Neues Gesetz: Medikamentenkauf im Internet

Berlin, 01.01.2004: Mit Beginn des neuen Jahres tritt der größte Teil des Gesetzes zur Reform der gesetzlichen Krankenversicherung in Kraft, nach dem auch der Versandhandel und der Internethandel mit Medikamenten für zulässig erklärt wird.

Mit dieser Gesetzesänderung wird für Medikamente erlaubt, was für andere Wirtschaftszweige längst selbstverständlich ist: der Internethandel.
Jahrelang war umstritten, ob der Gesundheitsschutz Einschränkungen des freien Handels erlaubt. Mit dem Gesetz zur Reform der gesetzlichen Krankenversicherung vom 14.11.2003 (Bundesgesetzblatt 2003, Teil I Nr. 55, S. 2190 ff) sind unter anderem auch das Apothekengesetz, die Apothekenbetriebsordnung und das Arzneimittelgesetz geändert worden. Der Gesetzgeber hat mit dieser Reform die Voraussetzungen dafür geschaffen, dass öffentlichen Apotheken die Erlaubnis erteilt werden kann, apothekenpflichtige Arzneimittel im Versandhandel und im Internethandel zu vertreiben. Voraussetzungen für die Erlaubniserteilung sind unter anderem:

  • Die Qualität der Medikamente darf durch Transport und Verpackung nicht beeinträchtigt werden.
  • Die Auslieferung darf nur an die in der Bestellung genannte Person erfolgen.
  • Es muß ein Warnhinweis erfolgen, dass bei Problemen Kontakt zum Arzt aufzunehmen ist.
  • Die Beratung durch das pharmazeutische Personal muß in deutscher Sprache erfolgen.
  • Der Versand muß innerhalb von zwei Arbeitstagen nach der Bestellung erfolgen oder der Besteller muß in dieser Zeit unterrichtet werden, dass das nicht geht.
  • Der Versandhandelsapotheker muß in der Lage sein, alle in Deutschland zugelassenen und verfügbaren Medikamente zu liefern.
  • Der Versandhandelsapotheker muß ein Informationssystem einrichten, mit dem er Kundenbeschwerden über Risiken von Arzneimitteln entgegennimmt und Kunden über solche Risiken unterrichtet.

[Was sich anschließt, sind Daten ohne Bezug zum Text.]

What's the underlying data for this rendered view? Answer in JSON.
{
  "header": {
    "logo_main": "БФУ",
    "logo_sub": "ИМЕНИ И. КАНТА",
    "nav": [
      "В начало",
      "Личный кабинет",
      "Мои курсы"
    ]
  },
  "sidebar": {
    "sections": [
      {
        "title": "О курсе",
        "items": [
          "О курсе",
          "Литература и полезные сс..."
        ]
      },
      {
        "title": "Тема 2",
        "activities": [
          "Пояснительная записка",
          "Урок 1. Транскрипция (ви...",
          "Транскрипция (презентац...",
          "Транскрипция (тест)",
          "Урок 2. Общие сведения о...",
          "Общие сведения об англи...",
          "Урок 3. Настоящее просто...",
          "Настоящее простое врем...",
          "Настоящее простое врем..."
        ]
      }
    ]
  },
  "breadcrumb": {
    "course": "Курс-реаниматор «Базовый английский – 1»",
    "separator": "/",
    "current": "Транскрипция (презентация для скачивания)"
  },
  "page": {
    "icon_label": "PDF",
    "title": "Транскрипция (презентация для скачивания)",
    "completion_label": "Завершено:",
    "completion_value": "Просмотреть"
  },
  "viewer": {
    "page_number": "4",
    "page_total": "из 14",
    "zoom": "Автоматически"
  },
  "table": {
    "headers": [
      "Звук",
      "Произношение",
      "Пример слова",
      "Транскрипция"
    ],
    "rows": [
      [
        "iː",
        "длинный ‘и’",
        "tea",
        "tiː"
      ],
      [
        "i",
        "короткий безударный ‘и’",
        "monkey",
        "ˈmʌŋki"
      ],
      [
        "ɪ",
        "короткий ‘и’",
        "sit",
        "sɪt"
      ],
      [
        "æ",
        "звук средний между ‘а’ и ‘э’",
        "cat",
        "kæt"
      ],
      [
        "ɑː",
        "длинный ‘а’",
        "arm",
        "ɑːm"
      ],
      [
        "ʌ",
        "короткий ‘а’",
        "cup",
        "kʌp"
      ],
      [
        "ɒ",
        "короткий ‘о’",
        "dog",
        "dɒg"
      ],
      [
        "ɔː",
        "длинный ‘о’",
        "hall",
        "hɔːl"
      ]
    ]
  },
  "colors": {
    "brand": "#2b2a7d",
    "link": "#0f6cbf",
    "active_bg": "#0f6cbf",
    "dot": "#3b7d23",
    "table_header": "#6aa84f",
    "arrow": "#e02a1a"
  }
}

Dieses Gesetz geht mit der Liberalisierung des Versand- und Internethandels weiter, als nach der Entscheidung des Europäischen Gerichtshofes vom 11.12.2003 erforderlich. Der EuGH hat das bis dahin gültige Verbot des Versandhandels für verschreibungspflichtige Medikamente für rechtlich zulässig gehalten und nur das Verbot der Versendung nicht verschreibungspflichtiger Medikamente für unwirksam erklärt.

Verboten ist aber nach wie vor die Versendung von nicht für Deutschland zugelassenen Arzneimitteln sowie solchen Arzneimitteln, deren sichere Anwendung nur nach einer persönlichen Information oder Beratung erfolgen kann. Damit dürfte die Versendung gefährlicher und Sucht-erzeugender Medikamente nach wie vor ausgeschlossen sein.

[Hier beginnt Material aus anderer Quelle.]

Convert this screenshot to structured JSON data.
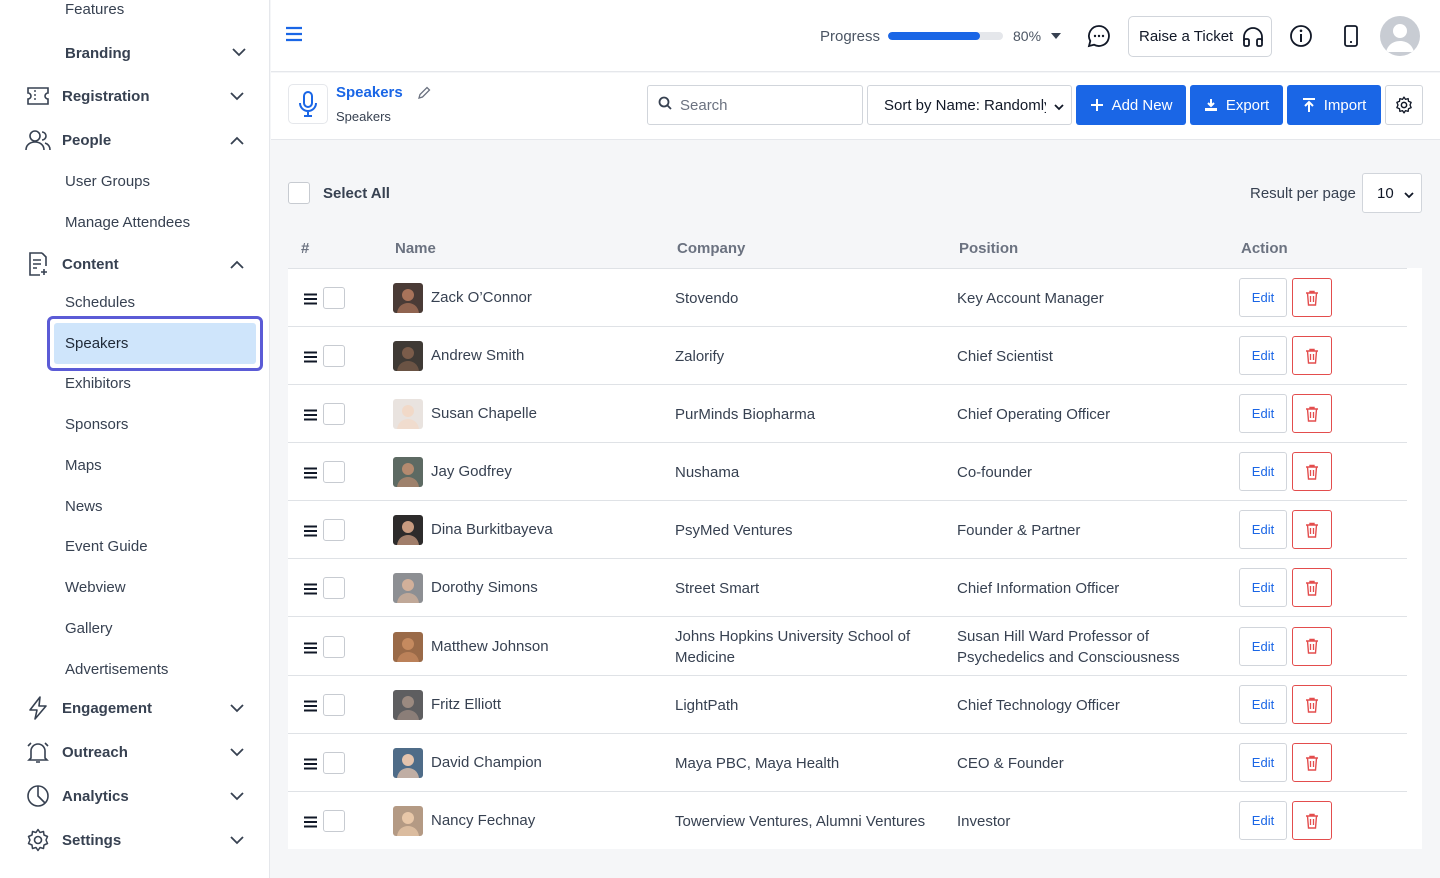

Widerrufsrecht von 14 Tagen: Wie in allen Versandhandels- und Internetkäufen besteht ein Widerrufsrecht für den Verbraucher von 14 Tagen und er muß über dieses Widerrufsrecht belehrt worden sein. Dieses Widerrufsrecht gibt es jedoch nicht, wenn das bestellte Medikament speziell für den Kunden hergestellt oder schnell verderblich ist.